For many of the African Americans that I have interviewed and spoken with, concern about one’s safety from physical and or psychological harm was ever present in their environmental imaginary, regardless of where in the country they found themselves. Fear and mistrust of forests and other green spaces revealed a fear and mistrust of what these spaces represent in the eyes of a black person hobbled by repressive rules, cultural norms, racist propaganda, and the possibility of death. (117; see student comment below)
Indeed, for many African Americans “a walk in the woods or a hike on a mountain” (118) is not an opportunity for wayfinding but a reminder of potential lynching.
However, in this chapter, Finney in places strikes a more optimistic posture. For example, she discusses the potentially positive aspects of places like the Great Dismal Swamp (121) and how race and property can be reimagined:
While fear as a by-product of white supremacy and oppression was/is certainly part of the lived reality for many African Americans, focusing solely on the fear denies the malleability of the black imagination to create and construct a rich reality that is not grounded primarily in fear, but in human ingenuity and the rhythms and flows of life. This reorientation of focus allows for the greater possibility of engaging black contributions to ecological challenges that may fall outside the confines of state-sanctioned environmental practices that are grounded in the dominant environmental narrative. (123)

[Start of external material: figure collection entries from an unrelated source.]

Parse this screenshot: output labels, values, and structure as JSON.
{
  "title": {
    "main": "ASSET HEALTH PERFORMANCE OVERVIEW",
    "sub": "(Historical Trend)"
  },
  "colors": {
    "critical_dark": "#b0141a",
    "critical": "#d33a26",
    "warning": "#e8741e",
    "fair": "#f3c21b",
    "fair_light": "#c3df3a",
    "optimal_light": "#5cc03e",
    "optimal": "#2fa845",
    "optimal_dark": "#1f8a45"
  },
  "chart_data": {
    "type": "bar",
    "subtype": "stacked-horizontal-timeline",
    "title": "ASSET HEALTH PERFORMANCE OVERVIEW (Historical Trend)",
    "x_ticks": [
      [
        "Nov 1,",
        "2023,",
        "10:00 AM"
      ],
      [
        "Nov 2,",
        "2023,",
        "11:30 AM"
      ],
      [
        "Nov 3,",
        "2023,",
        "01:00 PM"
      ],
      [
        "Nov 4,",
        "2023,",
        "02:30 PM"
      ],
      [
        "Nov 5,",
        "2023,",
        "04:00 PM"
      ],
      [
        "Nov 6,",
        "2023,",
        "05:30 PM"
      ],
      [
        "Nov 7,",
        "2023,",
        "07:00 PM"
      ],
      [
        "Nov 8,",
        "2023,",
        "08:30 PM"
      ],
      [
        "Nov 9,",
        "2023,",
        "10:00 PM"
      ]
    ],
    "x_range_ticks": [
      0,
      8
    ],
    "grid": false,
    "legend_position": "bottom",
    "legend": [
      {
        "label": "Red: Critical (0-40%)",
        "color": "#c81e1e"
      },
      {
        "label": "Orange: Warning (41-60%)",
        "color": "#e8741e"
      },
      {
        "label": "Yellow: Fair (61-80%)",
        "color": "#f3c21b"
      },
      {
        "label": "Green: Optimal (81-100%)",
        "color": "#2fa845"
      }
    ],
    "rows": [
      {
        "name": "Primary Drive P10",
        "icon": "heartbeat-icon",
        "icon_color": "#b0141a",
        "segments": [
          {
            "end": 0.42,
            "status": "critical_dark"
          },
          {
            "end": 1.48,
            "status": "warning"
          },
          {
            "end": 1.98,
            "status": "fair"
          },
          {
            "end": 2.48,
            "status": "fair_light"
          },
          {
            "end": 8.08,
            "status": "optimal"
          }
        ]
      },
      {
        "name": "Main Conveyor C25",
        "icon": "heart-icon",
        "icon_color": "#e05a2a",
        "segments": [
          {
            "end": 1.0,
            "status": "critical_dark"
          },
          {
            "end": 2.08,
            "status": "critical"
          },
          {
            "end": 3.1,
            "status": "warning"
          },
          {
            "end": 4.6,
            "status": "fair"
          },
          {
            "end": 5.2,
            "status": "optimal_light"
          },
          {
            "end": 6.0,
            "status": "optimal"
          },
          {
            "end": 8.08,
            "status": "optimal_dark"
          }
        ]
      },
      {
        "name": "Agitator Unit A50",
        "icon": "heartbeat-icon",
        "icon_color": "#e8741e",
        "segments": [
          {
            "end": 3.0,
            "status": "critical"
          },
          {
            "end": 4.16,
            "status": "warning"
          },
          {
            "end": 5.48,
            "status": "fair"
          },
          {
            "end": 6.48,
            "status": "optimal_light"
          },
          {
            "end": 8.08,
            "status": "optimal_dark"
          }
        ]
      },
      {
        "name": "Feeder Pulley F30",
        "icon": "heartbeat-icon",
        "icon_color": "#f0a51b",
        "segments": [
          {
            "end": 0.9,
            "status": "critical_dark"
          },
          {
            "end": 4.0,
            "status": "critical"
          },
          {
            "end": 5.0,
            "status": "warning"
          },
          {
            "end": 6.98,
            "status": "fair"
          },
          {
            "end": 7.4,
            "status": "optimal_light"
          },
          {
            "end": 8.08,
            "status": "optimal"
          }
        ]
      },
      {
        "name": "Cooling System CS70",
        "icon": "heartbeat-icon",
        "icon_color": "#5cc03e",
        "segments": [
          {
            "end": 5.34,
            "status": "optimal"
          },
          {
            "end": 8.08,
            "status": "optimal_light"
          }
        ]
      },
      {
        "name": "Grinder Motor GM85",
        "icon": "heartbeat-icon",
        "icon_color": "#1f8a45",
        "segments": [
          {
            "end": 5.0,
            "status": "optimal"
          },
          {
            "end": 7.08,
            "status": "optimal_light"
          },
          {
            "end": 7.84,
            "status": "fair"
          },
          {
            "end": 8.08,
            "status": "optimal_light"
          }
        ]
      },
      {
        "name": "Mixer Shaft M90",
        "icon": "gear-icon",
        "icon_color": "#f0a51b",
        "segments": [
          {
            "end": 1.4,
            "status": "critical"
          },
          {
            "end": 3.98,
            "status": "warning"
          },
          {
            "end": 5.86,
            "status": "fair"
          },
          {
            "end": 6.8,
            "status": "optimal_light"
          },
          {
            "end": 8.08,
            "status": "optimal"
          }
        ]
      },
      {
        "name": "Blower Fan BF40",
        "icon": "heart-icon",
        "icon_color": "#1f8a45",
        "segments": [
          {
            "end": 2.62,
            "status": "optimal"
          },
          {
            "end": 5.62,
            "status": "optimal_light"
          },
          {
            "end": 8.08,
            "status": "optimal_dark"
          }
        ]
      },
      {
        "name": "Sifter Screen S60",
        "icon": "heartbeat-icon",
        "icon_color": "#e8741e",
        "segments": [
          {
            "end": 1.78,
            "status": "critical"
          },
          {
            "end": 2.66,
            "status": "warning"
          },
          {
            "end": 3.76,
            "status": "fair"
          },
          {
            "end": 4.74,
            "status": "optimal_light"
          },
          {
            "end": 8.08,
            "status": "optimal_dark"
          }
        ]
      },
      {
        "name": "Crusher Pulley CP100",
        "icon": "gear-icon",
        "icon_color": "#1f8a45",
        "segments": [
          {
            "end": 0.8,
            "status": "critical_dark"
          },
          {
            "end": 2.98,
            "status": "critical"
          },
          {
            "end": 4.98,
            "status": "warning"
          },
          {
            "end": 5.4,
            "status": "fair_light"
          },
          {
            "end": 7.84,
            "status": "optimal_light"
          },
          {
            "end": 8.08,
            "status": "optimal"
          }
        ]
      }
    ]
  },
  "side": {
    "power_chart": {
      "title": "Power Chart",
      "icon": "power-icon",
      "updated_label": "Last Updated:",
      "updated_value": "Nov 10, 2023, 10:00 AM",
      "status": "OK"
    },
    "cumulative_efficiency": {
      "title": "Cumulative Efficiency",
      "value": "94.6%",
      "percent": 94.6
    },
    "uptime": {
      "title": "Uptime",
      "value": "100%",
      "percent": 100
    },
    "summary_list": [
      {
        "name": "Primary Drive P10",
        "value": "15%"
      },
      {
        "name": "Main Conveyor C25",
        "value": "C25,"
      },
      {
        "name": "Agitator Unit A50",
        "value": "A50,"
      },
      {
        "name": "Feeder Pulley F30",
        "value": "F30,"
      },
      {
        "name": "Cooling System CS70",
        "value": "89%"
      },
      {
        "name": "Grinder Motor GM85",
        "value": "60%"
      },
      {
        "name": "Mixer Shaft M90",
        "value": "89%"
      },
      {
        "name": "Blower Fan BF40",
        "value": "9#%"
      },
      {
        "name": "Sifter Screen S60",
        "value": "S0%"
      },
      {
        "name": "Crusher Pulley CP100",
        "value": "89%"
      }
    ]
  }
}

Finney proceeds to provide a number of examples of African Americans who have engaged and reimagined. Finney tells us about:
- Van Jones and his book The Green Collar Economy: How One Solution Can Fix Our Two Biggest Problems (124)
- Beekeeping and Sweet Beginnings (126; also an unexpected link to Ingold; see student comment below)
- Pearl Fryar’s Topiary Garden in Bishopville, South Carolina (127-28 and see student comment below)
And to conclude: “Vision belongs to us all–we just need to be able to recognize and support it. So I’d like to end this book with the words of fourteen-year-old Aisha, in all her youthful wisdom: ‘We have to keep thinking of tomorrow, today'” (138).